Ratels are omnivores but have also been described as fierce carnivores. They are very good hunters, scavengers and forages. Their diet contains a wide variety of foods including fish, birds, reptiles – particularly snakes, invertebrates, insects, fruit and carrion. However, the ratels favourite food is honey. Ratels have been known to chase young lions away from their kills and steal their food.

They are nomadic creatures who are usually solitary or in small family groups. They range over massive areas with an adult ratels range being as large as 600 square kilometres. Ratels who live near human populations lead a completely nocturnal lifestyle, however, those in uninhabited regions are mainly diurnal.

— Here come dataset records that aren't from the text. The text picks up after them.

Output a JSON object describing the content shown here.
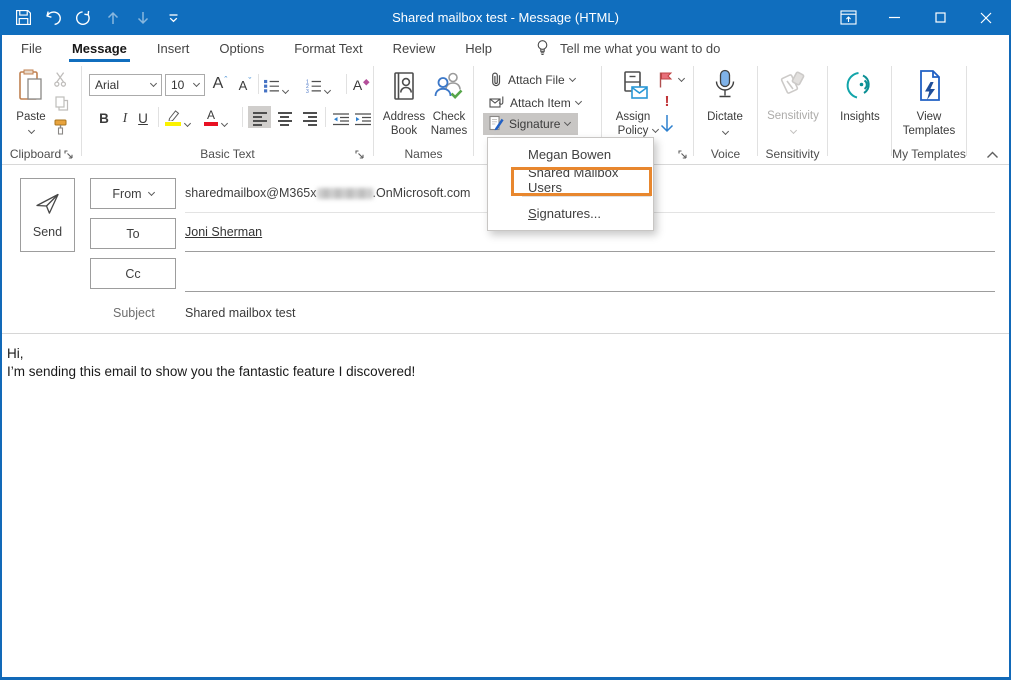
{
  "window": {
    "title": "Shared mailbox test  -  Message (HTML)"
  },
  "tabs": {
    "items": [
      "File",
      "Message",
      "Insert",
      "Options",
      "Format Text",
      "Review",
      "Help"
    ],
    "active": "Message",
    "tell_me": "Tell me what you want to do"
  },
  "ribbon": {
    "clipboard": {
      "label": "Clipboard",
      "paste": "Paste"
    },
    "basic_text": {
      "label": "Basic Text",
      "font_name": "Arial",
      "font_size": "10",
      "bold": "B",
      "italic": "I",
      "underline": "U",
      "grow_font": "A",
      "shrink_font": "A",
      "clear_format": "A",
      "font_color_letter": "A"
    },
    "names": {
      "label": "Names",
      "address_book": "Address Book",
      "check_names": "Check Names"
    },
    "include": {
      "attach_file": "Attach File",
      "attach_item": "Attach Item",
      "signature": "Signature"
    },
    "tags": {
      "assign_policy": "Assign Policy",
      "high_importance_glyph": "!"
    },
    "voice": {
      "label": "Voice",
      "dictate": "Dictate"
    },
    "sensitivity": {
      "label": "Sensitivity",
      "button": "Sensitivity"
    },
    "insights": {
      "button": "Insights"
    },
    "my_templates": {
      "label": "My Templates",
      "view_templates": "View Templates"
    }
  },
  "signature_menu": {
    "items": [
      {
        "label": "Megan Bowen",
        "highlighted": false
      },
      {
        "label": "Shared Mailbox Users",
        "highlighted": true
      },
      {
        "label": "Signatures...",
        "accelerator": "S",
        "highlighted": false
      }
    ],
    "highlight_color": "#E8872E"
  },
  "compose": {
    "send": "Send",
    "from_label": "From",
    "from_value_prefix": "sharedmailbox@M365x",
    "from_value_redacted": true,
    "from_value_suffix": ".OnMicrosoft.com",
    "to_label": "To",
    "to_value": "Joni Sherman",
    "cc_label": "Cc",
    "subject_label": "Subject",
    "subject_value": "Shared mailbox test"
  },
  "body": {
    "lines": [
      "Hi,",
      "I’m sending this email to show you the fantastic feature I discovered!"
    ]
  },
  "colors": {
    "titlebar": "#106EBE",
    "accent": "#106EBE",
    "annotation_orange": "#E8872E",
    "flag_red": "#E8707A",
    "importance_red": "#C13438",
    "low_importance_blue": "#2E80CE",
    "insights_teal": "#0A8F94",
    "highlight_yellow": "#FBF200",
    "font_color_red": "#E81123"
  }
}
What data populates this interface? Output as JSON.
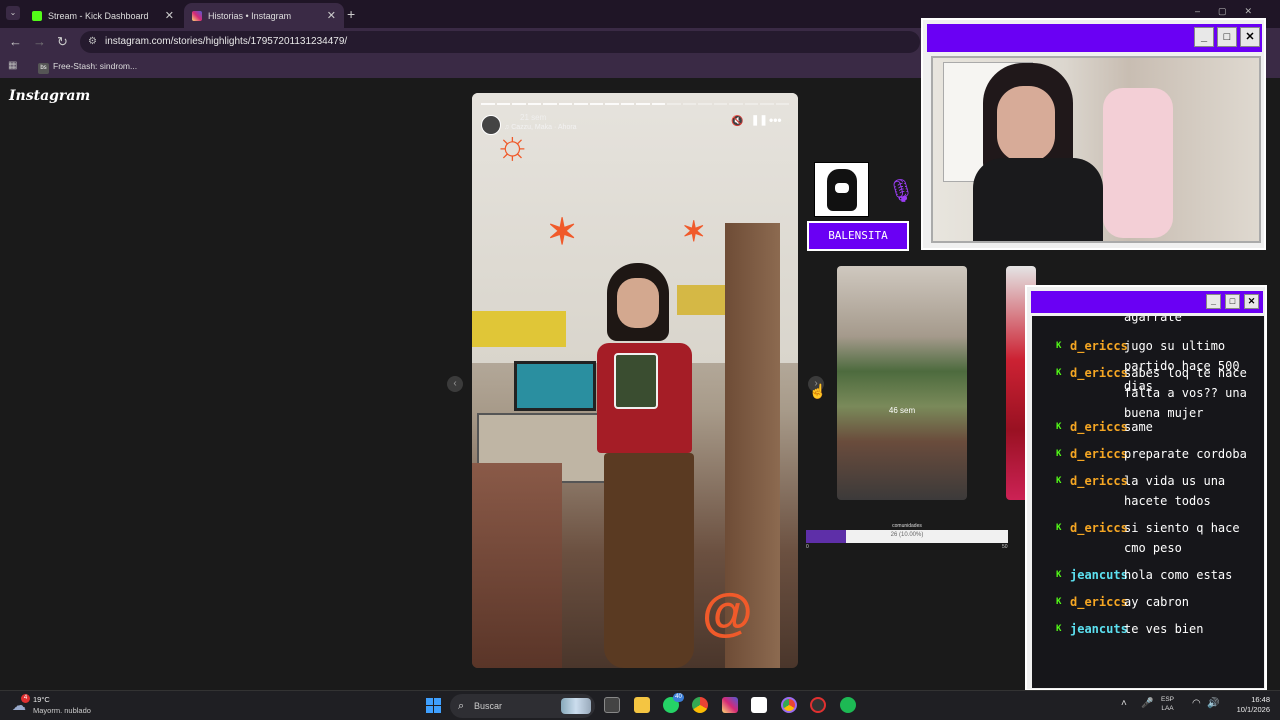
{
  "browser": {
    "tabs": [
      {
        "label": "Stream - Kick Dashboard",
        "favicon_color": "#53fc18"
      },
      {
        "label": "Historias • Instagram",
        "favicon_color": "#d62976"
      }
    ],
    "url": "instagram.com/stories/highlights/17957201131234479/",
    "bookmark": "Free-Stash: sindrom...",
    "bookmark_icon_text": "bs"
  },
  "instagram": {
    "logo": "Instagram",
    "story": {
      "time": "21 sem",
      "song": "Cazzu, Maka · Ahora",
      "progress_total_segments": 20,
      "progress_active_segments": 12
    },
    "preview_label": "46 sem"
  },
  "stream": {
    "streamer_name": "BALENSITA",
    "goal": {
      "label": "comunidades",
      "text": "26 (10.00%)",
      "fraction": 0.2,
      "min": "0",
      "max": "50"
    },
    "chat": {
      "top_text": "agarrate",
      "messages": [
        {
          "user": "d_ericcs",
          "text": "jugo su ultimo partido hace 500 dias",
          "color": "#f5a623"
        },
        {
          "user": "d_ericcs",
          "text": "sabes loq te hace falta a vos?? una buena mujer",
          "color": "#f5a623"
        },
        {
          "user": "d_ericcs",
          "text": "same",
          "color": "#f5a623"
        },
        {
          "user": "d_ericcs",
          "text": "preparate cordoba",
          "color": "#f5a623"
        },
        {
          "user": "d_ericcs",
          "text": "la vida us una hacete todos",
          "color": "#f5a623"
        },
        {
          "user": "d_ericcs",
          "text": "si siento q hace cmo peso",
          "color": "#f5a623"
        },
        {
          "user": "jeancuts",
          "text": "hola como estas",
          "color": "#5ce0f0"
        },
        {
          "user": "d_ericcs",
          "text": "ay cabron",
          "color": "#f5a623"
        },
        {
          "user": "jeancuts",
          "text": "te ves bien",
          "color": "#5ce0f0"
        }
      ]
    },
    "accent_color": "#6a00f4"
  },
  "taskbar": {
    "weather_temp": "19°C",
    "weather_desc": "Mayorm. nublado",
    "weather_badge": "4",
    "search_placeholder": "Buscar",
    "whatsapp_badge": "40",
    "lang_top": "ESP",
    "lang_bottom": "LAA",
    "time": "16:48",
    "date": "10/1/2026"
  }
}
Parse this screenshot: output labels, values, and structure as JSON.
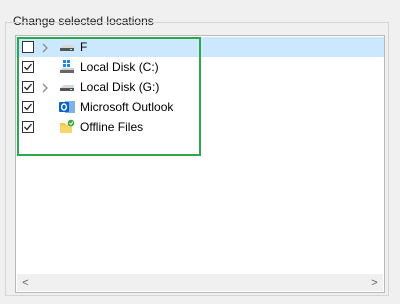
{
  "group": {
    "title": "Change selected locations"
  },
  "tree": {
    "items": [
      {
        "label": "F",
        "checked": false,
        "expander": true,
        "icon": "removable-drive-icon",
        "selected": true
      },
      {
        "label": "Local Disk (C:)",
        "checked": true,
        "expander": false,
        "icon": "windows-drive-icon",
        "selected": false
      },
      {
        "label": "Local Disk (G:)",
        "checked": true,
        "expander": true,
        "icon": "drive-icon",
        "selected": false
      },
      {
        "label": "Microsoft Outlook",
        "checked": true,
        "expander": false,
        "icon": "outlook-icon",
        "selected": false
      },
      {
        "label": "Offline Files",
        "checked": true,
        "expander": false,
        "icon": "offline-files-icon",
        "selected": false
      }
    ]
  },
  "scrollbar": {
    "left_arrow": "<",
    "right_arrow": ">"
  },
  "colors": {
    "selection": "#cce8ff",
    "highlight_box": "#2aa84a",
    "outlook": "#0a64c8"
  }
}
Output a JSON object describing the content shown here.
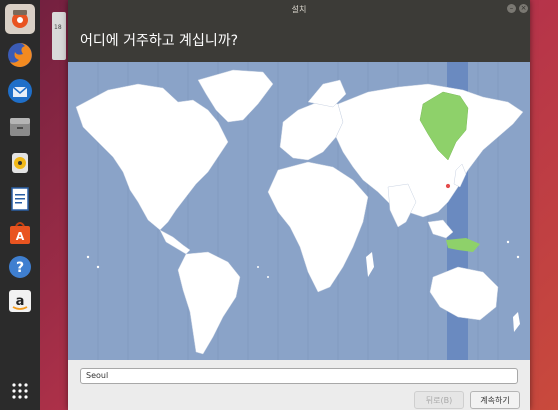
{
  "window": {
    "title": "설치",
    "question": "어디에 거주하고 계십니까?"
  },
  "timezone": {
    "value": "Seoul",
    "selected_zone_color": "#8ed16a",
    "highlight_band_color": "#6a8ac0"
  },
  "buttons": {
    "back": "뒤로(B)",
    "continue": "계속하기"
  },
  "dock": {
    "items": [
      "ubuntu-installer-icon",
      "firefox-icon",
      "thunderbird-icon",
      "files-icon",
      "rhythmbox-icon",
      "libreoffice-writer-icon",
      "software-center-icon",
      "help-icon",
      "amazon-icon",
      "show-apps-icon"
    ]
  },
  "desktop": {
    "file_label": "18"
  },
  "colors": {
    "ocean": "#8aa3c8",
    "land": "#ffffff",
    "header": "#3c3b37"
  }
}
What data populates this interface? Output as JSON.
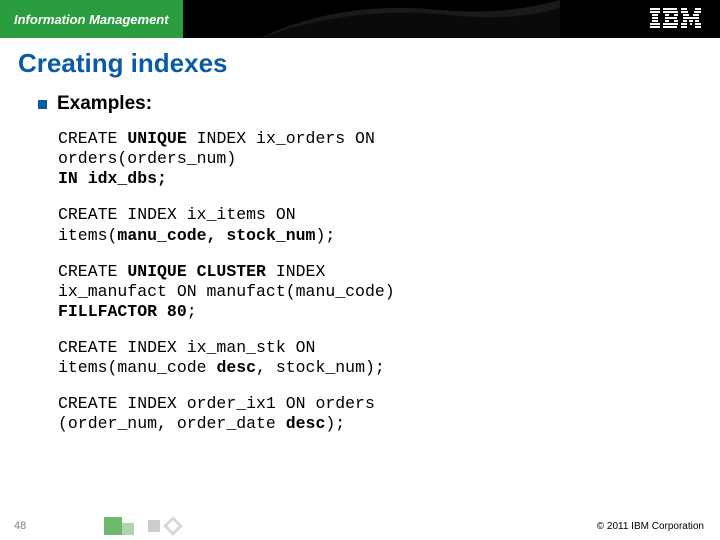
{
  "header": {
    "brand": "Information Management",
    "logo_label": "IBM"
  },
  "title": "Creating indexes",
  "bullet": "Examples:",
  "examples": [
    {
      "l1a": "CREATE ",
      "l1b": "UNIQUE",
      "l1c": " INDEX ix_orders ON",
      "l2a": "orders(orders_num)",
      "l3a": "IN idx_dbs;"
    },
    {
      "l1": "CREATE INDEX ix_items ON",
      "l2a": "items(",
      "l2b": "manu_code, stock_num",
      "l2c": ");"
    },
    {
      "l1a": "CREATE ",
      "l1b": "UNIQUE CLUSTER",
      "l1c": " INDEX",
      "l2": "ix_manufact ON manufact(manu_code)",
      "l3a": "FILLFACTOR 80",
      "l3b": ";"
    },
    {
      "l1": "CREATE INDEX ix_man_stk ON",
      "l2a": "items(manu_code ",
      "l2b": "desc",
      "l2c": ", stock_num);"
    },
    {
      "l1": "CREATE INDEX order_ix1 ON orders",
      "l2a": "(order_num, order_date ",
      "l2b": "desc",
      "l2c": ");"
    }
  ],
  "footer": {
    "page": "48",
    "copyright": "© 2011 IBM Corporation"
  }
}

Ratels work in close partnership with a small bird called a Honey Guide. Honey Guides are very good at finding bees nests and ratels have a healthy appetite for bees nests. When the Honey Guide discovers a nest, which is usually in hollow trees or among rocks, it sings out loudly to inform the ratel. The bees nest consists of wax honeycombs which are full of honey and also bee grubs. Bee grubs develop from egg to pre-pupa before they diapause and hatch as adult bees.

It follows the bird to the nest where it then uses its strong claws to push away rocks or rips open tree trunks to reach the bees nest. The ratel then gets the honey and the Honey Guide gets the bee grubs and some of the honeycombs.

Male and female ratels mate for 3 – 4 days inside a burrow. After a gestation period of 6 months, the female gives birth to 1 – 4 cubs in a chamber or burrow lined with grass. The cubs look very much like their mother at birth and as they develop, they will learn how to be aggressive to other animals as they roam around the savannas and semi-deserts.